President Paul Kagame, his AU reform advisory team and close to 40 African Ministers of Foreign Affairs met on Monday in Kigali to discuss the implementation of the African Union (AU) reforms adopted in January 2017.
In July 2016, at the 27th African Union Summit, AU member states entrusted President Kagame with the mandate to lead the African Union reforms to enable it to better meet its mission’s goal and truly serve African citizens.
In January, the proposed reforms were accepted by all Heads of State and Government.
The reforms aim to make the AU more efficient politically, operationally and financially, so that the organisation is better positioned to meet its mandate to member states and African citizens.
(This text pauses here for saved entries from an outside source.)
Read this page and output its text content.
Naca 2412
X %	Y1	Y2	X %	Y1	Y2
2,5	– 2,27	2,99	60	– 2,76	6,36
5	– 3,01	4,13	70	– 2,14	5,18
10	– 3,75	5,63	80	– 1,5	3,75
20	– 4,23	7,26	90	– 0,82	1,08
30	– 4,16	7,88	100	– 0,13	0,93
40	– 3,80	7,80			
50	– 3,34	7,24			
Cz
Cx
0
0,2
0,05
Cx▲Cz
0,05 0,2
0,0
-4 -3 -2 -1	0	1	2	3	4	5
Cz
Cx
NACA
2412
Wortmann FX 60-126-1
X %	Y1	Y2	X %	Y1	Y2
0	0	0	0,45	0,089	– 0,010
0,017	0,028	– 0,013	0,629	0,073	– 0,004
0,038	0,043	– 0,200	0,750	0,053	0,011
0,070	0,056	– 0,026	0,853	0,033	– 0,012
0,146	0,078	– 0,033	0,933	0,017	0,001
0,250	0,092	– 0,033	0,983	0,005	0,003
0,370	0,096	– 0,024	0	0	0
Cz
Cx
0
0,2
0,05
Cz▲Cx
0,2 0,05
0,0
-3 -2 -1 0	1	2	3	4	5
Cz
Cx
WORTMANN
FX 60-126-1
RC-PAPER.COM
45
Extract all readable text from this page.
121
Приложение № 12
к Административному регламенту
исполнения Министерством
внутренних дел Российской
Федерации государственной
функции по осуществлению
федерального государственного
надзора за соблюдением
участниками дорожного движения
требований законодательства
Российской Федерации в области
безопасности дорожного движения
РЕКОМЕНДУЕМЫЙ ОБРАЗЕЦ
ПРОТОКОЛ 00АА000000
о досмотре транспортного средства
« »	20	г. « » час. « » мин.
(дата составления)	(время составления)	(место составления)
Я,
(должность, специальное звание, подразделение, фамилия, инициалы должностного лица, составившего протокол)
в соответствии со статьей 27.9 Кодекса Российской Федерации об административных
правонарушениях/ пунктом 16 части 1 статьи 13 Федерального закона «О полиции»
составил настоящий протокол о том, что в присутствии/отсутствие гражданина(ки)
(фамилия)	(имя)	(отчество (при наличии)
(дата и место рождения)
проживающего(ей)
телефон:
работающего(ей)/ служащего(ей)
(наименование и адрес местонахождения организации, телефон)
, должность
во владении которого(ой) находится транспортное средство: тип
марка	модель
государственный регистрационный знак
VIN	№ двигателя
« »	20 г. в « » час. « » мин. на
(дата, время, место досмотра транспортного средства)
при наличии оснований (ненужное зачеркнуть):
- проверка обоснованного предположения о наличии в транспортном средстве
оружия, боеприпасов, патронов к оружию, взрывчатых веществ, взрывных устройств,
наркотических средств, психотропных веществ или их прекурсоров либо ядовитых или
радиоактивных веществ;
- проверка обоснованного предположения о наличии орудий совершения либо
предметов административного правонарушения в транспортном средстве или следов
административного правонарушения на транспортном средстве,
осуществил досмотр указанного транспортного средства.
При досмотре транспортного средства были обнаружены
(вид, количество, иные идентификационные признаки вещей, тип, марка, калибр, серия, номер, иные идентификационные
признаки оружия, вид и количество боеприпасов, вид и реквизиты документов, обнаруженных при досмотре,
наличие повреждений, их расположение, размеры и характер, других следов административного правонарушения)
The African leaders made several commitments, the first one being to focus on key priorities to ensure that the AU efforts are not dispersed and that the AU is focused on priorities that will make a real difference to African citizens. This will also enable a clear division of labour between the AU and member states.
Secondly, it was agreed to realign the AU institutions to deliver on these priorities and ensure that the Union Commission structures, organs, and specialised technical agencies focus on the agreed priorities.
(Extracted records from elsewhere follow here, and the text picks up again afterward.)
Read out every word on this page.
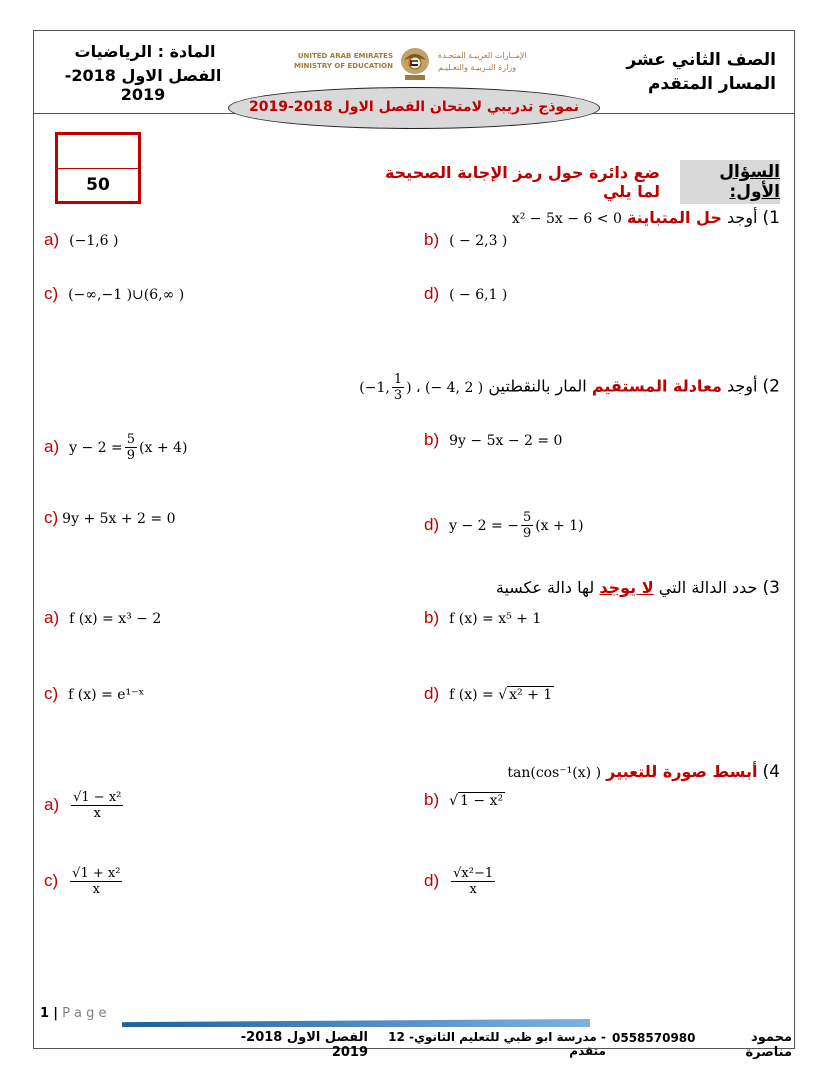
المادة : الرياضيات
الفصل الاول 2018-2019
الصف الثاني عشر
المسار المتقدم
UNITED ARAB EMIRATES
MINISTRY OF EDUCATION
الإمــارات العربيـة المتحـدة
وزارة التـربيـة والتعـليـم
نموذج تدريبي لامتحان الفصل الاول 2018-2019
50
السؤال الأول:
ضع دائرة حول رمز الإجابة الصحيحة لما يلي
1) أوجد حل المتباينة x² − 5x − 6 < 0
a) (−1,6 )	b) ( − 2,3 )
c) (−∞,−1 )∪(6,∞ )	d) ( − 6,1 )
2) أوجد معادلة المستقيم المار بالنقطتين (−1, $\frac{1}{3}$ ) ، (− 4, 2 )
a) $y - 2 = \frac{5}{9} (x + 4)$	b) 9y − 5x − 2 = 0
c) 9y + 5x + 2 = 0	d) y − 2 = − $\frac{5}{9} (x + 1)$
3) حدد الدالة التي لا يوجد لها دالة عكسية
a) f (x) = x³ − 2	b) f (x) = x⁵ + 1
c) f (x) = e¹⁻ˣ	d) f (x) = √ x² + 1
4) أبسط صورة للتعبير tan(cos⁻¹(x) )
$a) \frac{\text{√1 − x²}}{x}$	b) √ 1 − x²
$c) \frac{\text{√1 + x²}}{x}$	$d) \frac{\text{√x²−1}}{x}$
1 | P a g e
محمود مناصرة
0558570980
- مدرسة ابو ظبي للتعليم الثانوي- 12 متقدم
الفصل الاول 2018-2019
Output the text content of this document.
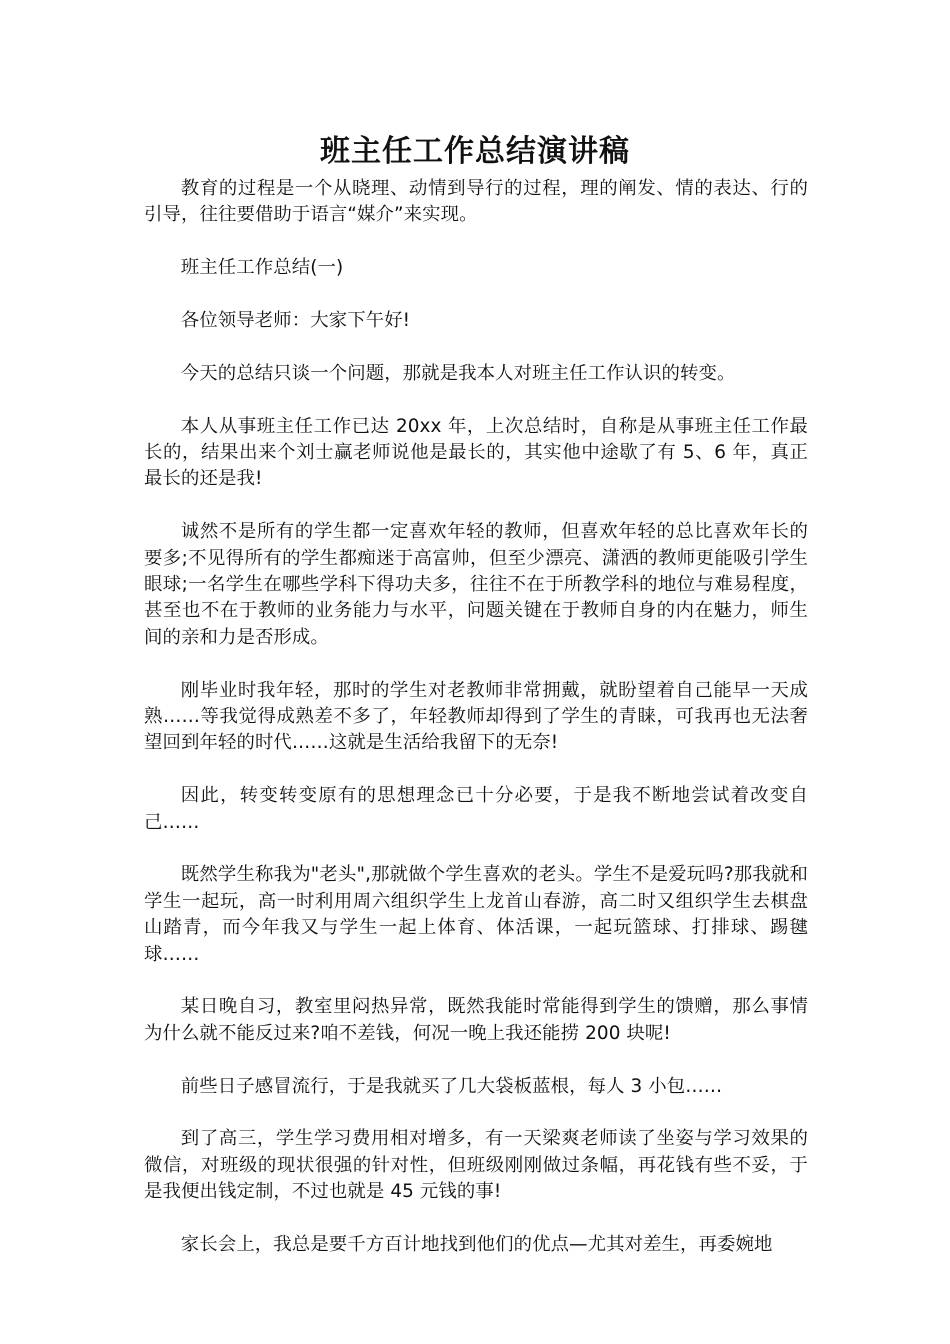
班主任工作总结演讲稿

教育的过程是一个从晓理、动情到导行的过程，理的阐发、情的表达、行的引导，往往要借助于语言“媒介”来实现。

班主任工作总结(一)

各位领导老师：大家下午好!

今天的总结只谈一个问题，那就是我本人对班主任工作认识的转变。

本人从事班主任工作已达 20xx 年，上次总结时，自称是从事班主任工作最长的，结果出来个刘士赢老师说他是最长的，其实他中途歇了有 5、6 年，真正最长的还是我!

诚然不是所有的学生都一定喜欢年轻的教师，但喜欢年轻的总比喜欢年长的要多;不见得所有的学生都痴迷于高富帅，但至少漂亮、潇洒的教师更能吸引学生眼球;一名学生在哪些学科下得功夫多，往往不在于所教学科的地位与难易程度，甚至也不在于教师的业务能力与水平，问题关键在于教师自身的内在魅力，师生间的亲和力是否形成。

刚毕业时我年轻，那时的学生对老教师非常拥戴，就盼望着自己能早一天成熟……等我觉得成熟差不多了，年轻教师却得到了学生的青睐，可我再也无法奢望回到年轻的时代……这就是生活给我留下的无奈!

因此，转变转变原有的思想理念已十分必要，于是我不断地尝试着改变自己……

既然学生称我为"老头",那就做个学生喜欢的老头。学生不是爱玩吗?那我就和学生一起玩，高一时利用周六组织学生上龙首山春游，高二时又组织学生去棋盘山踏青，而今年我又与学生一起上体育、体活课，一起玩篮球、打排球、踢毽球……

某日晚自习，教室里闷热异常，既然我能时常能得到学生的馈赠，那么事情为什么就不能反过来?咱不差钱，何况一晚上我还能捞 200 块呢!

前些日子感冒流行，于是我就买了几大袋板蓝根，每人 3 小包……

到了高三，学生学习费用相对增多，有一天梁爽老师读了坐姿与学习效果的微信，对班级的现状很强的针对性，但班级刚刚做过条幅，再花钱有些不妥，于是我便出钱定制，不过也就是 45 元钱的事!

家长会上，我总是要千方百计地找到他们的优点—尤其对差生，再委婉地
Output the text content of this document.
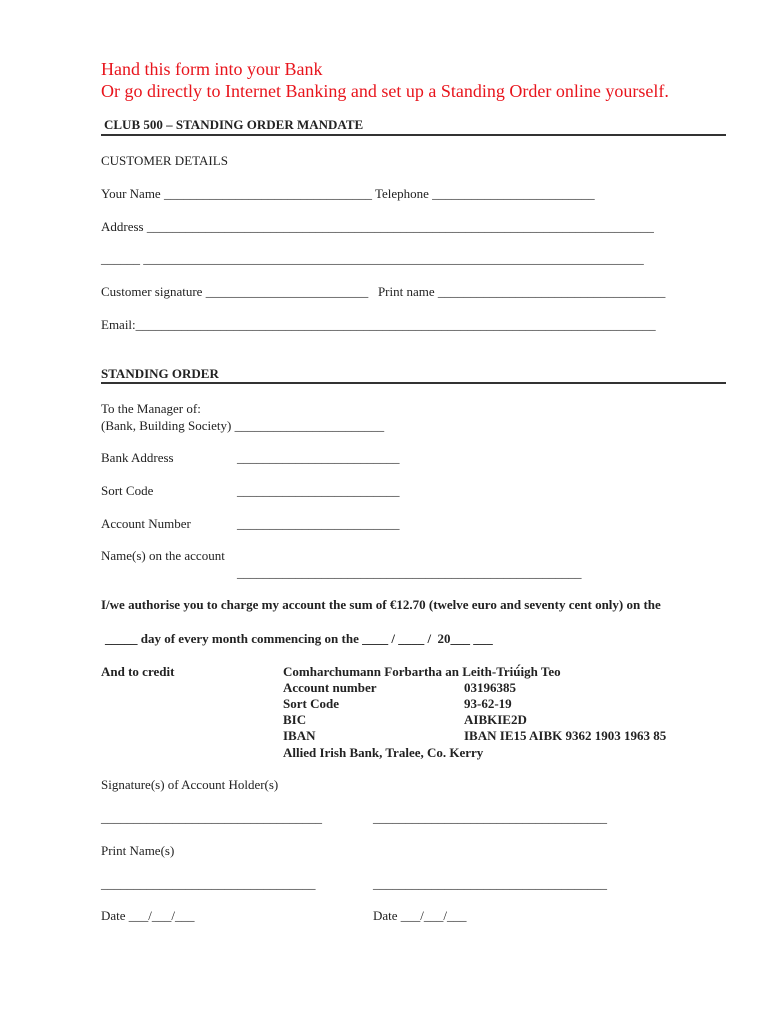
Hand this form into your Bank
Or go directly to Internet Banking and set up a Standing Order online yourself.
CLUB 500 – STANDING ORDER MANDATE
CUSTOMER DETAILS
Your Name ________________________________ Telephone _________________________
Address ______________________________________________________________________________
______ _____________________________________________________________________________
Customer signature _________________________   Print name ___________________________________
Email:________________________________________________________________________________
STANDING ORDER
To the Manager of:
(Bank, Building Society) _______________________
Bank Address	_________________________
Sort Code	_________________________
Account Number	_________________________
Name(s) on the account
_____________________________________________________
I/we authorise you to charge my account the sum of €12.70 (twelve euro and seventy cent only) on the
_____ day of every month commencing on the ____ / ____ /  20___ ___
And to credit	Comharchumann Forbartha an Leith-Triú́igh Teo
Account number	03196385
Sort Code	93-62-19
BIC	AIBKIE2D
IBAN	IBAN IE15 AIBK 9362 1903 1963 85
Allied Irish Bank, Tralee, Co. Kerry
Signature(s) of Account Holder(s)
__________________________________	____________________________________
Print Name(s)
_________________________________	____________________________________
Date ___/___/___	Date ___/___/___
Another objective is to manage the AU efficiently at both political and operational levels, to allow the members to create an efficient and effective Commission staffed by the best African professionals. This would also strengthen the working methods of the AU Summit to improve the quality and impact of decision-making whilst ensuring the timely implementation of Assembly decisions; and
Last but not least, mechanisms have to be found to finance the AU sustainably by strengthening its financial management and accountability.
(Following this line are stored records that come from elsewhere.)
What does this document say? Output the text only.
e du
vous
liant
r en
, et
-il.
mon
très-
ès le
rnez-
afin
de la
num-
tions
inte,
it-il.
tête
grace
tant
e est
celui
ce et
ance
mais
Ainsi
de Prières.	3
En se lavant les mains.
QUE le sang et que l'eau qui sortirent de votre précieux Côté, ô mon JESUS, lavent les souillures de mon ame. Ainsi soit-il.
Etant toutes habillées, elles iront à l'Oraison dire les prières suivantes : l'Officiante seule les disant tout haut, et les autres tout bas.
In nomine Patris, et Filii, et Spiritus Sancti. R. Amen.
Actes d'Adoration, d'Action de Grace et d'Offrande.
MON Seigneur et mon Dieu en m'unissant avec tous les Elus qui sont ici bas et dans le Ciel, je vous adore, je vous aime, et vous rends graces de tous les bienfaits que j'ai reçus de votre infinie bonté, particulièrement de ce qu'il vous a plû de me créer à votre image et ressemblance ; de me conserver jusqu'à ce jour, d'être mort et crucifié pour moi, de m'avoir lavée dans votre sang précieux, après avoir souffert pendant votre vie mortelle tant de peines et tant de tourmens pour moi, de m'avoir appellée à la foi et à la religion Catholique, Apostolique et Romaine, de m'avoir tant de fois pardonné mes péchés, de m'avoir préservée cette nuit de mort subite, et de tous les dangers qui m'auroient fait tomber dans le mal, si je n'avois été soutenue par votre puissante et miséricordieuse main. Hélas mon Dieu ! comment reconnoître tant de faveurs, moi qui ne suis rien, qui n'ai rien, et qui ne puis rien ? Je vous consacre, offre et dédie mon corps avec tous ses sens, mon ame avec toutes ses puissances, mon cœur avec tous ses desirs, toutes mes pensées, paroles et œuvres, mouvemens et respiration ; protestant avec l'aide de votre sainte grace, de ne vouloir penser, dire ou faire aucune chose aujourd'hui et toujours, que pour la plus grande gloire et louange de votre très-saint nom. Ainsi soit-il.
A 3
Addressing the Ministers as well as the chairman of the AU Commission, Moussa Faki Mahamat, and AU Commissioners, Kagame warned that implementing the reforms might not be easy.
“The road ahead is long, and at times it may be even uncomfortable. But there is no easy switch to flip,” he said. “It requires us to work together closely, because the African Union represents us all.”
“It is important that we don’t waste this opportunity to learn lessons and apply what we have learned. Wherever you look – North, South, East, West, Central – there is an unmistakable momentum for us to build on. The mood is right and Africans clearly want something to come out of this effort. They are waiting for leaders to take us in the right direction,” Kagame added.
He further pointed out that Rwanda could serve as an example for the implementation of the AU reforms.
“The Rwanda you find today is not a miracle; it is the result of lots of hard work, and it began by coming together as a nation and deciding that we were never going to go back to that darkness,” he said. “Having resolved to change our circumstances, two things became very important as we struggled to turn our aspirations for a new Rwanda into reality.”
“The first was to overcome the mindset of sitting back and waiting for rescue. Doing so involved becoming aware of the substantial means we already have, both in our soil and much more importantly in our people, our heads. With these resources, we found we had more than enough to get started,” he explained. “The second was to cultivate a positive attitude in the face of adversity. If the mentality is to look for stumbling blocks, you will surely find lots of them, and the end result is that goals are never accomplished. So instead of finding reasons to do nothing, look for what should compel us to act.”
He stressed the importance of changing the mindset from dependence to ownership. “That is an asset that cannot be imported. We all have it within us in all our countries,” Kagame observed. “It is no different with the job we have for Africa.”